Centre for Internet & Society

“After locking ourselves in a room for more than 6 days, this is what we came out [sic] with. Join us in helping make WOMEN feel SAFE,” read a gloating press release about a smartphone app for women to notify their near ones that they were in distress. It was one among many such PRs frequently landing in my mailbox after the rape and murder of a young student on board a private bus in Delhi in 2012.

The article by Rohini Lakshané was published in Gender IT.org on May 19, 2016. This was also mirrored by Feminism in India on January 9, 2017.


The incident had spurred protests across the country and made international headlines. Along with all this came a slew of new “women’s safety” apps. Existing ones, many of which had fizzled out, were conveniently relaunched. My own experience of user-testing such apps in India back then was that they were unreliable at best and dangerously counterproductive at worst. Some of them were endorsed by governments and celebrities and ended up being glorified despite their flaws, their technical and systemic handicaps never acknowledged at all.

There are myriad mobile phone apps meant to be deployed for personal safety, but their basic functioning is more or less the same: the user activates the app (by pressing a button, shaking the device or similar cue), which sends a distress message containing the users’ location to pre-defined contacts. Some apps include additional artefacts such as a short audio or video recording of the situation. Some others augment this mechanism by alerting the police and other agencies best placed to respond to the emergency. For example, the Companion app for students living on campus notifies the university along with police. The SOS buttons in taxi-hailing apps such as Uber enable the user’s contacts to follow the cab’s GPS trail and notify them and the cab company’s “incident response team” of emergencies. Apps such as Kitestring would treat the lack of the user’s response within a time-window as the trigger for a distress message. All their technical wizardry perhaps makes it easy to lose sight of the fact that technology is not a saviour but a tool or an enabler, that technology alone cannot be the panacea of a problem that is deeply complex and, in reality, rooted in society and governance.
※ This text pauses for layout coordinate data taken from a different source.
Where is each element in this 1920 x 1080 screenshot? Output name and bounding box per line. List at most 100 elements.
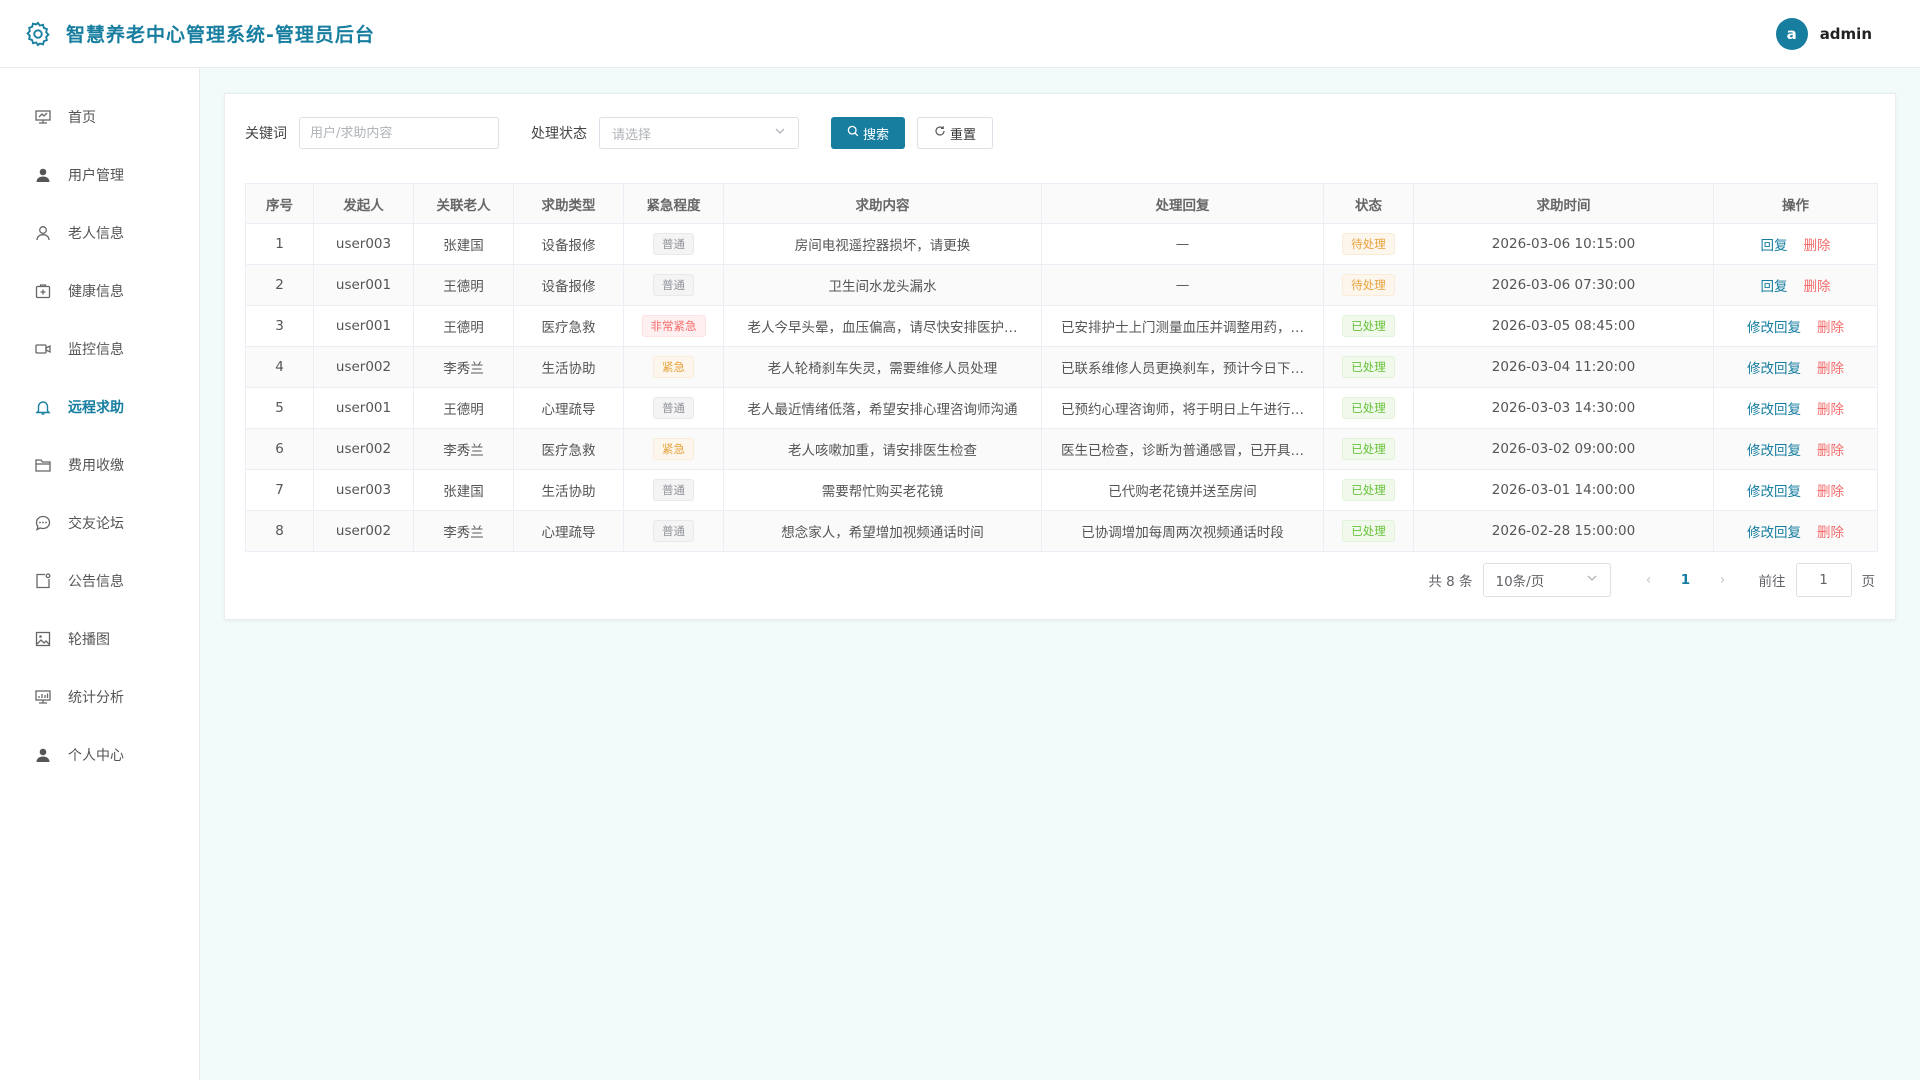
table-row: 3 user001 王德明 医疗急救 非常紧急 老人今早头晕，血压偏高，请尽快安排医护… 已… — [245, 305, 1878, 347]
sidebar-item[interactable]: 交友论坛 — [0, 494, 199, 552]
delete-link[interactable]: 删除 — [1817, 398, 1844, 418]
reply-link[interactable]: 修改回复 — [1747, 357, 1801, 377]
cell-elder: 张建国 — [413, 223, 514, 265]
table-header-row: 序号 发起人 关联老人 求助类型 紧急程度 求助内容 处理回复 状态 求助时间 操作 — [245, 183, 1878, 224]
cell-status: 已处理 — [1323, 428, 1414, 470]
status-badge: 已处理 — [1342, 479, 1395, 501]
urgency-badge: 紧急 — [653, 356, 694, 378]
cell-initiator: user002 — [313, 346, 414, 388]
sidebar-item[interactable]: 个人中心 — [0, 726, 199, 784]
sidebar-item[interactable]: 公告信息 — [0, 552, 199, 610]
cell-initiator: user003 — [313, 223, 414, 265]
cell-initiator: user002 — [313, 510, 414, 552]
reply-link[interactable]: 回复 — [1761, 234, 1788, 254]
column-header: 序号 — [245, 183, 314, 224]
brand: 智慧养老中心管理系统-管理员后台 — [24, 20, 375, 48]
first-aid-icon — [34, 282, 52, 300]
chart-icon — [34, 688, 52, 706]
cell-index: 8 — [245, 510, 314, 552]
sidebar-item[interactable]: 首页 — [0, 88, 199, 146]
cell-actions: 修改回复 删除 — [1713, 428, 1878, 470]
cell-urgency: 普通 — [623, 469, 724, 511]
column-header: 处理回复 — [1041, 183, 1324, 224]
cell-time: 2026-03-05 08:45:00 — [1413, 305, 1714, 347]
next-page-icon[interactable]: › — [1711, 572, 1735, 588]
sidebar-item[interactable]: 统计分析 — [0, 668, 199, 726]
status-select[interactable]: 请选择 — [599, 117, 799, 149]
cell-time: 2026-02-28 15:00:00 — [1413, 510, 1714, 552]
user-icon — [34, 746, 52, 764]
notice-icon — [34, 572, 52, 590]
delete-link[interactable]: 删除 — [1804, 234, 1831, 254]
delete-link[interactable]: 删除 — [1817, 480, 1844, 500]
dashboard-icon — [34, 108, 52, 126]
reply-link[interactable]: 回复 — [1761, 275, 1788, 295]
table-row: 8 user002 李秀兰 心理疏导 普通 想念家人，希望增加视频通话时间 已协调增加每周两… — [245, 510, 1878, 552]
sidebar-item[interactable]: 健康信息 — [0, 262, 199, 320]
delete-link[interactable]: 删除 — [1817, 521, 1844, 541]
gear-icon — [24, 20, 52, 48]
reply-link[interactable]: 修改回复 — [1747, 480, 1801, 500]
reset-button[interactable]: 重置 — [917, 117, 994, 149]
cell-type: 心理疏导 — [513, 510, 624, 552]
sidebar-item-label: 用户管理 — [68, 168, 124, 184]
keyword-input[interactable] — [299, 117, 499, 149]
sidebar-item[interactable]: 用户管理 — [0, 146, 199, 204]
cell-reply: 已协调增加每周两次视频通话时段 — [1041, 510, 1324, 552]
table-row: 2 user001 王德明 设备报修 普通 卫生间水龙头漏水 — 待处理 2026-03-06 … — [245, 264, 1878, 306]
column-header: 求助类型 — [513, 183, 624, 224]
cell-content: 老人轮椅刹车失灵，需要维修人员处理 — [723, 346, 1042, 388]
cell-elder: 李秀兰 — [413, 510, 514, 552]
username[interactable]: admin — [1820, 25, 1872, 43]
table-row: 6 user002 李秀兰 医疗急救 紧急 老人咳嗽加重，请安排医生检查 医生已检查，诊断为… — [245, 428, 1878, 470]
search-button[interactable]: 搜索 — [831, 117, 906, 149]
sidebar-item-label: 监控信息 — [68, 342, 124, 358]
cell-urgency: 普通 — [623, 223, 724, 265]
cell-elder: 王德明 — [413, 305, 514, 347]
reply-link[interactable]: 修改回复 — [1747, 398, 1801, 418]
table-row: 1 user003 张建国 设备报修 普通 房间电视遥控器损坏，请更换 — 待处理 2026-0… — [245, 223, 1878, 265]
cell-initiator: user001 — [313, 387, 414, 429]
cell-time: 2026-03-06 10:15:00 — [1413, 223, 1714, 265]
cell-content: 卫生间水龙头漏水 — [723, 264, 1042, 306]
prev-page-icon[interactable]: ‹ — [1637, 572, 1661, 588]
sidebar-item[interactable]: 监控信息 — [0, 320, 199, 378]
page-size-select[interactable]: 10条/页 — [1482, 563, 1611, 597]
reply-link[interactable]: 修改回复 — [1747, 439, 1801, 459]
sidebar-item[interactable]: 轮播图 — [0, 610, 199, 668]
sidebar-item[interactable]: 费用收缴 — [0, 436, 199, 494]
cell-reply: 已预约心理咨询师，将于明日上午进行… — [1041, 387, 1324, 429]
cell-actions: 回复 删除 — [1713, 223, 1878, 265]
cell-time: 2026-03-01 14:00:00 — [1413, 469, 1714, 511]
sidebar-item-label: 首页 — [68, 110, 96, 126]
reply-link[interactable]: 修改回复 — [1747, 316, 1801, 336]
cell-index: 4 — [245, 346, 314, 388]
column-header: 操作 — [1713, 183, 1878, 224]
column-header: 状态 — [1323, 183, 1414, 224]
avatar[interactable]: a — [1775, 17, 1808, 50]
urgency-badge: 普通 — [653, 233, 694, 255]
delete-link[interactable]: 删除 — [1817, 316, 1844, 336]
sidebar-item-label: 健康信息 — [68, 284, 124, 300]
urgency-badge: 普通 — [653, 479, 694, 501]
cell-index: 6 — [245, 428, 314, 470]
user-menu[interactable]: a admin — [1775, 17, 1872, 50]
cell-content: 房间电视遥控器损坏，请更换 — [723, 223, 1042, 265]
sidebar-item[interactable]: 老人信息 — [0, 204, 199, 262]
main-card: 关键词 处理状态 请选择 搜索 重置 序号发起人关 — [224, 93, 1896, 620]
goto-page-input[interactable] — [1795, 563, 1852, 597]
cell-type: 设备报修 — [513, 223, 624, 265]
delete-link[interactable]: 删除 — [1804, 275, 1831, 295]
cell-initiator: user001 — [313, 264, 414, 306]
cell-content: 老人今早头晕，血压偏高，请尽快安排医护… — [723, 305, 1042, 347]
sidebar-item-label: 统计分析 — [68, 690, 124, 706]
delete-link[interactable]: 删除 — [1817, 439, 1844, 459]
cell-reply: 已代购老花镜并送至房间 — [1041, 469, 1324, 511]
bell-icon — [34, 398, 52, 416]
cell-reply: — — [1041, 264, 1324, 306]
delete-link[interactable]: 删除 — [1817, 357, 1844, 377]
sidebar-item[interactable]: 远程求助 — [0, 378, 199, 436]
reply-link[interactable]: 修改回复 — [1747, 521, 1801, 541]
page-size-value: 10条/页 — [1495, 574, 1545, 590]
page-number-current[interactable]: 1 — [1671, 572, 1701, 588]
The Indian government announced last month that every phone sold in the country from January 2017 should be equipped with a panic button that sends distress flares to the police and a trusted set of contacts. Nearly half the phones sold in India cost USD 100 or less. Prices are kept so low by sacrificing features and the quality of the hardware; there are a lot of phones with substandard GPS modules, poor touchscreens, slow processors, bad cameras, tiny memory, and dismal battery life. They run on different versions of different operating systems, some of them outdated. All of these factors would determine if someone is able to use the app at all and how quickly they and their phone would be able to respond to an emergency. Additionally, mobile phone signals become thin or shaky in areas with a high number of users and buildings located cheek-by-jowl. Even when the mobile hardware is good and the mobile signal usable, GPS accuracy can be spotty and constant location tracking would hog battery. These issues would affect the efficacy of any app. Besides, there is too much uncertainty for an app developer to factor in. (Two years ago, I learnt about an app called Pukar, then operational in collaboration with police departments in four cities in India. Pukar solved the problem of potential inaccuracy of the GPS location by getting the user’s contacts to tell the police where the person in distress might be.) Designing a one-size-fits-all safety app is almost impossible. The app that rings a loud alarm when triggered may save someone’s life or spoil the chances of someone who is trying to get help while hiding. Different people may be vulnerable to different kinds of distress situations and an app can at best be optimised for some target user groups.

An app that does not work in tandem with existing machinery for law enforcement and public safety is a bad idea.

In the end, the “technical” problems may actually be problems of economic disparity. Making it mandatory for people to own phones equipped with certain hardware or requiring them to upgrade to more reliable devices would drive the phones out of the financial reach of many. Indian manufacturers have expressed concerns that the proposed panic button would raise costs for them as well the end buyers. Popularising a downloadable app and informing its target users how to install and work it correctly needs a marketing blitzkrieg, which is something only the state or well-funded developers can afford. The New Delhi police department runs a dedicated control room for reports arriving from its safety app, Himmat (the word for courage in many Indian languages). It’s an expensive affair.

An app that does not work in tandem with existing machinery for law enforcement and public safety is a bad idea. It puts the onus of “keeping women safe” on members of their social circles or on intermediaries and private parties such as cab companies, while absolving law enforcement agencies of their failing to provide security. It opens doors to victim blaming in case someone is unable to use the app at the right time in the right way, or if the app fails.

On the contrary, an app that does loop in the police raises concerns about surveillance and protection of data available to the police, which is especially problematic in places such as India where there is no law for privacy or data protection. Alwar, one of the cities where Pukar was implemented, is super-populated with a large geographical area and a high crime rate. Police departments in such places tend to be overworked and understaffed. Without significant policing reforms, it is questionable whether they will be able to respond in time. A sting operation done by two media outlets on 30 senior officials of the New Delhi police department in 2012 showed the cops blaming victims of sexual violence with gay abandon. “If girls don't stay within their boundaries, if they don't wear appropriate clothes, then naturally there is attraction. This attraction makes men aggressive, prompting them to just do it [sexual assault]," reads one of their nuggets. “It's never easy for the victim [to complain to the police]. Everyone is scared of humiliation. Everyone's wary of media and society. In reality, the ones who complain are only those who have turned rape into a business," goes another. An app that lets known people monitor someone’s location also poses the risk of abuse, coercion and surveillance by intimate partners or members of the family.

Unfortunately, there is no app for reforming a morass in law enforcement or dismantling patriarchy.